St. John’s lay dead ahead and he shot right for it. He inhaled an enticing aroma from under the church but knew if he ducked in there so would the hounds. Better to allow the marvelous fragrance to throw them off. He’d be long gone by the time they gave that up.
He was right, too, for the hounds swarmed the church.
“Let’s dig in here,” Doughboy gleefully sang out.
“Yeah, this will be really good.” Delight supported her brother.
Cora, tempted by the aroma, ordered, “No. We’ve got to stay on our fox.”
“Won’t the humans want some of this?” Diddy inquired.
Tinsel, a year older than the “Ds,” hunting for the third year, sniffed. “Look how high they are on their horses. Do you know how long it will take scent to reach them even if the air warms? Diddy, we’ve got to leave this. And if an exceptionally well-nosed human gets a whiff they won’t like it.”
“It smells so good,” Delight said with a backward look, and followed Cora.
Shaker called out, “Hark to ’em.”
They moved on, catching up with Dragon, Dasher, and Cora.
Running hard, Tinsel said to Diddy, “Humans don’t like that kind of food.”
“No!” Diddy pitied their undeveloped palates.
Scent grew hotter as they moved forward, so conversation stopped.
Galloping past the charming church, Sister noticed that truck tracks indented the road.
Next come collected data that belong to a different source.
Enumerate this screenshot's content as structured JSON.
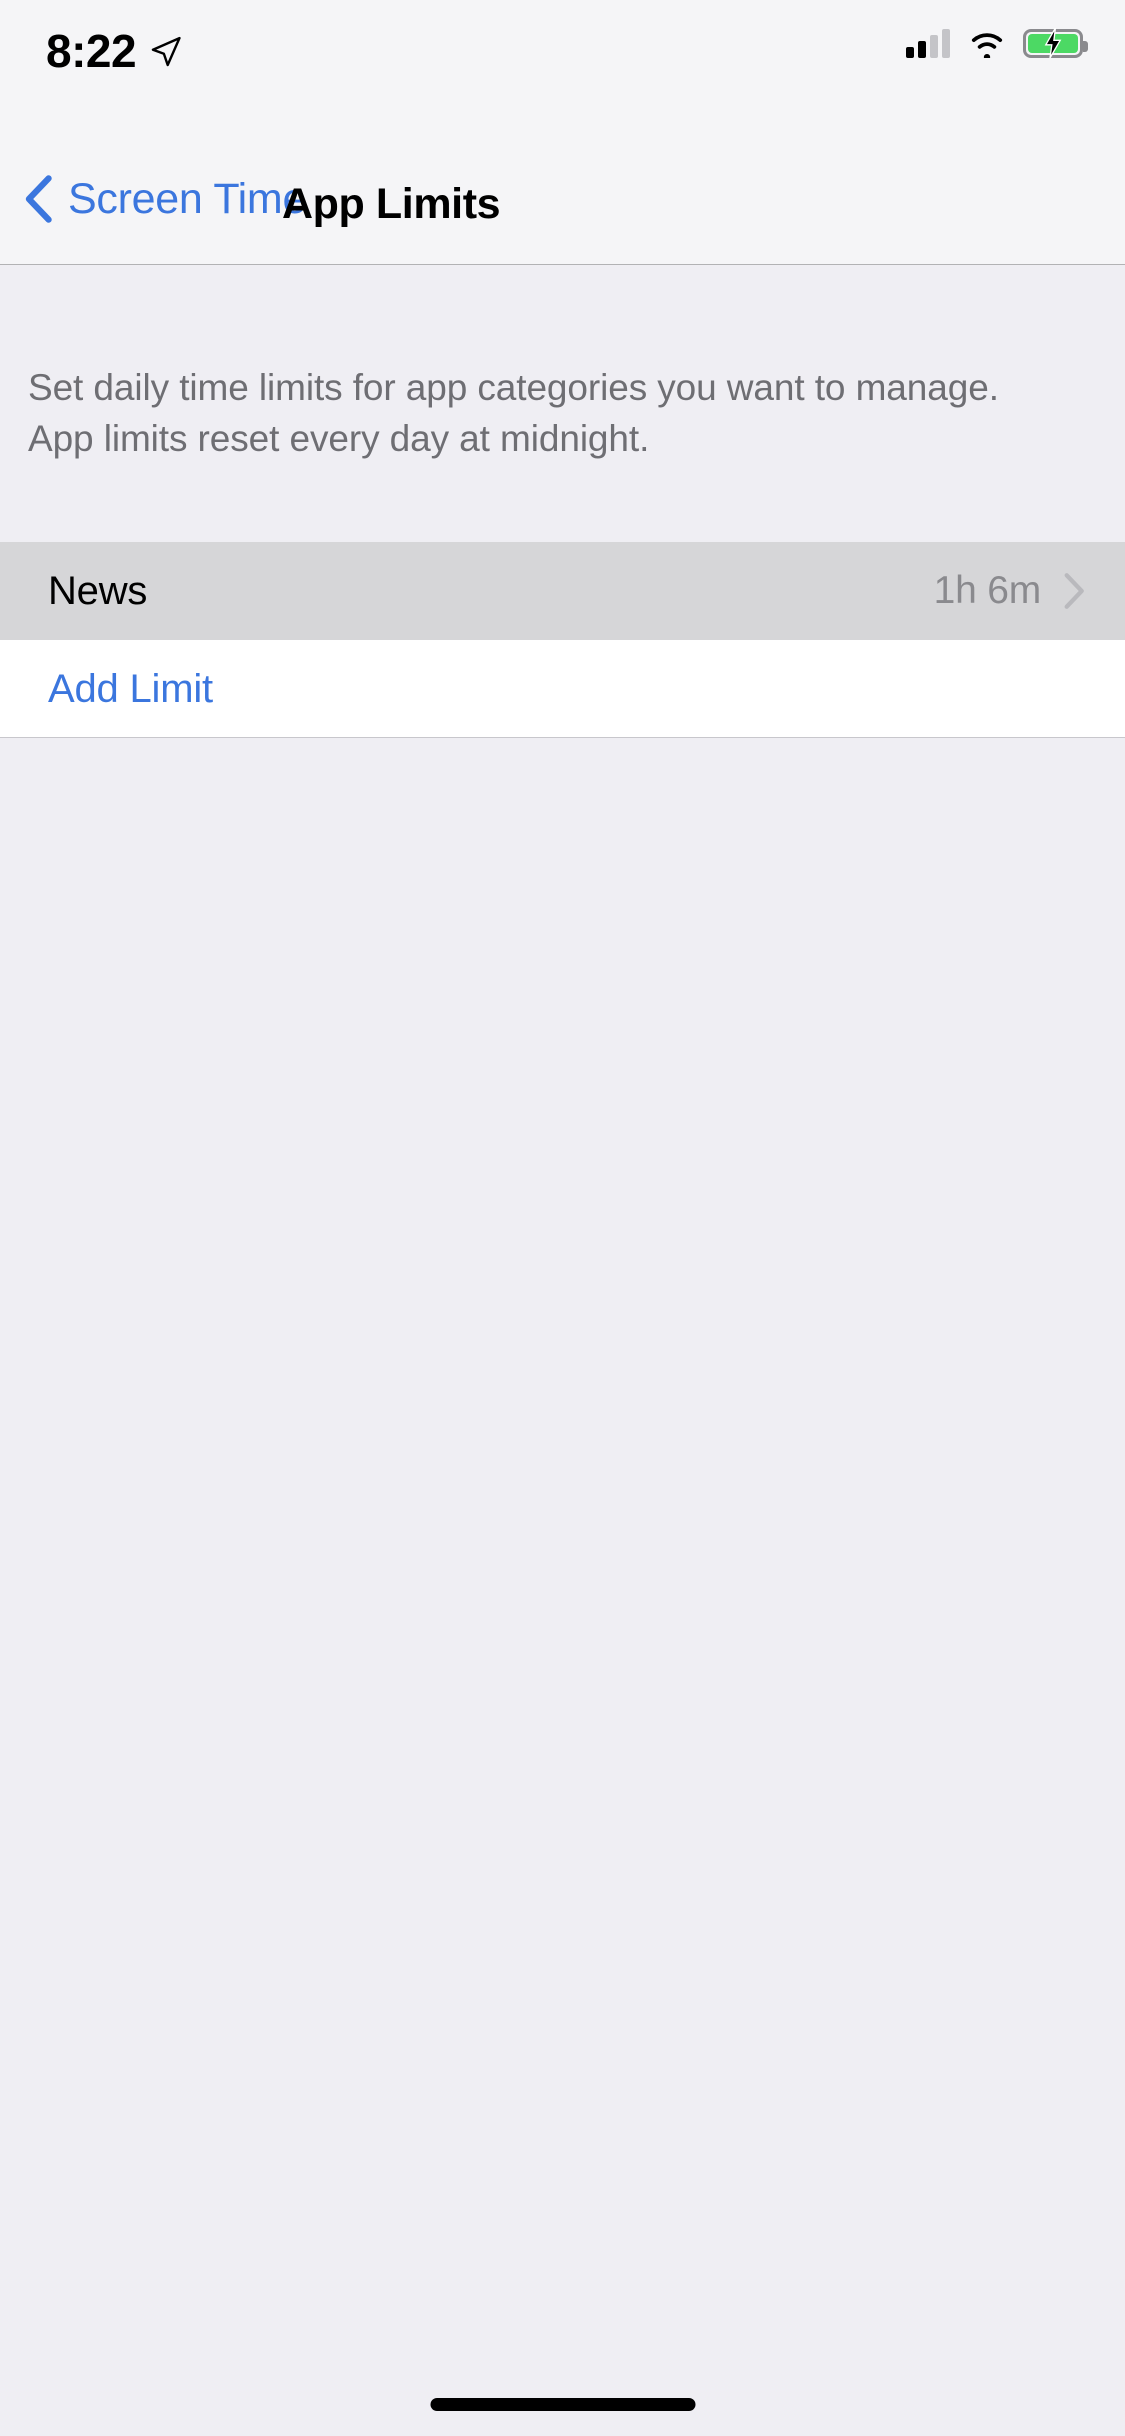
{
  "status_bar": {
    "time": "8:22",
    "location_icon": "location-arrow-icon",
    "signal_icon": "cellular-signal-icon",
    "signal_bars_filled": 2,
    "signal_bars_total": 4,
    "wifi_icon": "wifi-icon",
    "battery_icon": "battery-charging-icon",
    "battery_charging": true,
    "battery_color": "#4CD964"
  },
  "nav_bar": {
    "back_icon": "chevron-left-icon",
    "back_label": "Screen Time",
    "title": "App Limits",
    "accent_color": "#3B76DE"
  },
  "main": {
    "description": "Set daily time limits for app categories you want to manage.\nApp limits reset every day at midnight.",
    "limits": [
      {
        "name": "News",
        "value": "1h 6m",
        "chevron_icon": "chevron-right-icon",
        "highlighted": true
      }
    ],
    "add_limit_label": "Add Limit"
  },
  "home_indicator": "home-indicator-bar"
}
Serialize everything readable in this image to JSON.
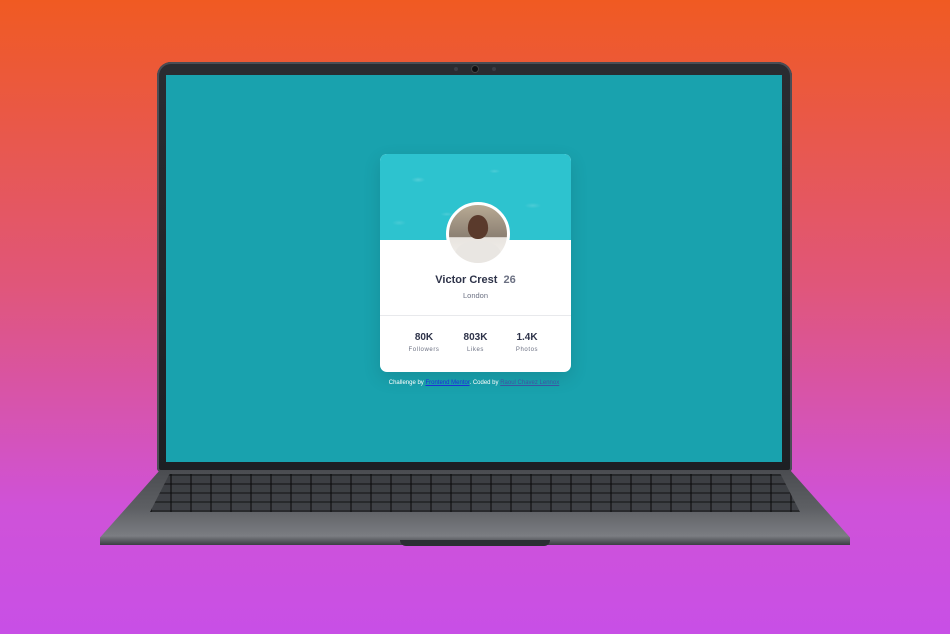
{
  "profile": {
    "name": "Victor Crest",
    "age": "26",
    "location": "London"
  },
  "stats": [
    {
      "value": "80K",
      "label": "Followers"
    },
    {
      "value": "803K",
      "label": "Likes"
    },
    {
      "value": "1.4K",
      "label": "Photos"
    }
  ],
  "attribution": {
    "prefix": "Challenge by ",
    "link1": "Frontend Mentor",
    "middle": ". Coded by ",
    "link2": "Raoul Chavez Lennox"
  },
  "colors": {
    "screen_bg": "#19a2ae",
    "card_header": "#2dc3cf",
    "text_dark": "#2e3349",
    "text_muted": "#6b7082"
  }
}
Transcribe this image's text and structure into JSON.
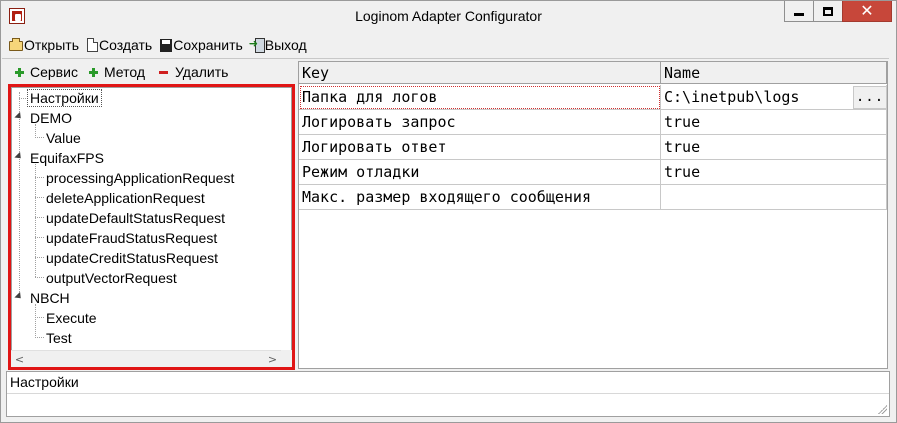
{
  "window": {
    "title": "Loginom Adapter Configurator",
    "close_glyph": "✕"
  },
  "menu": {
    "open": "Открыть",
    "create": "Создать",
    "save": "Сохранить",
    "exit": "Выход"
  },
  "left_toolbar": {
    "service": "Сервис",
    "method": "Метод",
    "delete": "Удалить"
  },
  "tree": {
    "settings": "Настройки",
    "demo": "DEMO",
    "demo_value": "Value",
    "equifax": "EquifaxFPS",
    "equifax_children": [
      "processingApplicationRequest",
      "deleteApplicationRequest",
      "updateDefaultStatusRequest",
      "updateFraudStatusRequest",
      "updateCreditStatusRequest",
      "outputVectorRequest"
    ],
    "nbch": "NBCH",
    "nbch_children": [
      "Execute",
      "Test"
    ],
    "scroll_left": "<",
    "scroll_right": ">"
  },
  "grid": {
    "columns": [
      "Key",
      "Name"
    ],
    "rows": [
      {
        "key": "Папка для логов",
        "value": "C:\\inetpub\\logs"
      },
      {
        "key": "Логировать запрос",
        "value": "true"
      },
      {
        "key": "Логировать ответ",
        "value": "true"
      },
      {
        "key": "Режим отладки",
        "value": "true"
      },
      {
        "key": "Макс. размер входящего сообщения",
        "value": ""
      }
    ],
    "ellipsis": "..."
  },
  "description": {
    "text": "Настройки"
  },
  "colors": {
    "highlight_border": "#e01515",
    "add_icon": "#2a9a2a",
    "delete_icon": "#cf1f1f",
    "close_button": "#c7473a"
  },
  "icons": [
    "app-icon",
    "open-folder-icon",
    "new-document-icon",
    "save-disk-icon",
    "exit-door-icon",
    "plus-icon",
    "minus-icon"
  ]
}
The Widemans must have come to inspect their little church. She hoped restoration would follow. A faint hint of an abandoned deer carcass or something assailed her nostrils, then disappeared as she hurried on.
A sprinkle hit her cheeks; the raindrops felt cold. She looked up at the sky. The clouds were so low she felt she could touch them as mist filtered down through the forest.
They burst out of the woods, over a stout new coop, still unpainted, which spooked some of the horses.
She felt sorry about that but there just hadn’t been time to paint, plus one had to wait for the temperatures to rise above the forties.